Now, although I’m a geek and love nifty programs and clever devices, I’m a bit of a luddite when it comes to mobile phones. I want my phone to be a phone. With the exception of the camera in my mobile phone, I find all the extraneous gewgaws of modern mobiles just plain annoying. Even the promise of listening to all the science and astronomy podcasts of the radio shows I miss on my phone has failed to move me.
Then, on a recent trip, as I was handing my mobile over to EldestOne for him to make a call, the screen died. The phone was still working, but you just couldn’t see anything. So I was forced to shudder upgrade.
I couldn’t get the equivalent of the old mobile I loved, so I got a phone with a 5 megapixel camera (Yayy! But that’s another post), and the Android operating system (this was by far the least fancy phone I could get). So yeah, I be can just like an iPhone owner and download heaps of “Apps”. Yeah great. Until recently, the major effect of this was that now EldestOne borrows my phone all the time to play “Angry Birds”.
The I discovered “Heavens Above” for the Mobile. I love this app to bits, it’s an app version of the web-based satellite alert system that I use (along with Cal Sky) for locating and watching satellite passes and flares. Once you have changed it from its default setting of magnitude 8 for satellite passes (!!!!!) to something more sensible, it is perfect.
In the Bad Old Days ™ , I would check “Heavens Above” on the home computer, set up an alert in the electronic diary, and check the star maps. Then, on the night (if I remembered to check the ED for events), I’d recheck the star maps, write down the flare/pass time on a slip of paper, collect the camera and my bushwalking GPS, then head outside and set the camera up. For flares, timing is critical as they only last about 10-15 seconds for maximum brightness, so I needed the GPS with its accurate clock showing seconds. Unfortunately, the clock display was tiny, so I occasionally missed a flare while peering at the clock.

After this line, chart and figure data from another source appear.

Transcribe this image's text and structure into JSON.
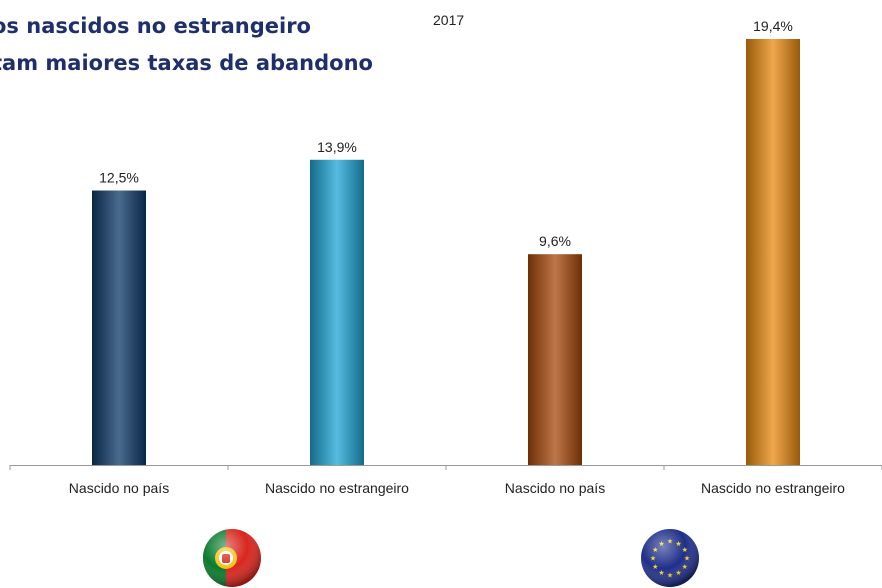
{
  "title": {
    "line1": "os nascidos no estrangeiro",
    "line2": "tam maiores taxas de abandono"
  },
  "year_label": "2017",
  "colors": {
    "title": "#1f2f6b",
    "pt_native": "#0e3a6a",
    "pt_foreign": "#1ea5d6",
    "eu_native": "#a8480a",
    "eu_foreign": "#ea8a10",
    "axis": "#9a9a9a"
  },
  "icons": [
    "portugal-flag-icon",
    "eu-flag-icon"
  ],
  "chart_data": {
    "type": "bar",
    "categories": [
      "Nascido no país",
      "Nascido no estrangeiro",
      "Nascido no país",
      "Nascido no estrangeiro"
    ],
    "values": [
      12.5,
      13.9,
      9.6,
      19.4
    ],
    "value_labels": [
      "12,5%",
      "13,9%",
      "9,6%",
      "19,4%"
    ],
    "groups": [
      "Portugal",
      "Portugal",
      "UE",
      "UE"
    ],
    "ylim": [
      0,
      19.4
    ],
    "grid": false
  }
}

With the “Heavens Above” app, I can check encounters anywhere, the app beeps me before a significant pass, I still need to gather up my camera and phone, but the app has an inbuilt directional compass and altitude listing so I can line the camera up with the compass. And it has a reasonably readable countdown timer (could be bigger, but works for me) with accurate seconds, so timing flares is a snap.
There are two annoyances, one big, one small. The big annoyance is that the automatic time zone detection doesn’t work on my phone, whether I set the phones time zone manually or get it automatically set from the network. The app lets you set a time zone manually, but it doesn’t have a +10:30 time zone that I need for daylight saving time here in Adelaide. Luckily I can do maths, and the count down time counts up as well so adding an hour is no problem. The minor annoyance is that the app currently doesn’t do NanoSail-D.
The other app is Google SkyMap (which annoyingly subsumes the name of my workhorse planetarium program SkyMap). Now, I know what the sky looks like, so while it is cute to point your phone at the sky and see the constellations above mirrored therein it’s not much help to a seasoned amateur. If you are just starting out, or want to help people starting out, it’s very helpful though. But what I do use if for is finding Venus in the daylight.
Usually, when looking for daylight Venus I use its proximity to the Moon when the two are close, or establish its predawn location against a landmark. With Google SkyMap I can now find it anywhere (did so this morning). You have to get used to the fact that (in my phone at least) an object centred in the screen is just off the top left of the phone when held at arms length. Once you have the relative location of objects to your phone worked out, finding Venus in the daytime is a snap. I also used it to show my colleagues the daytime Moon.
There are a lot more astronomy apps, but that’s a post for another day.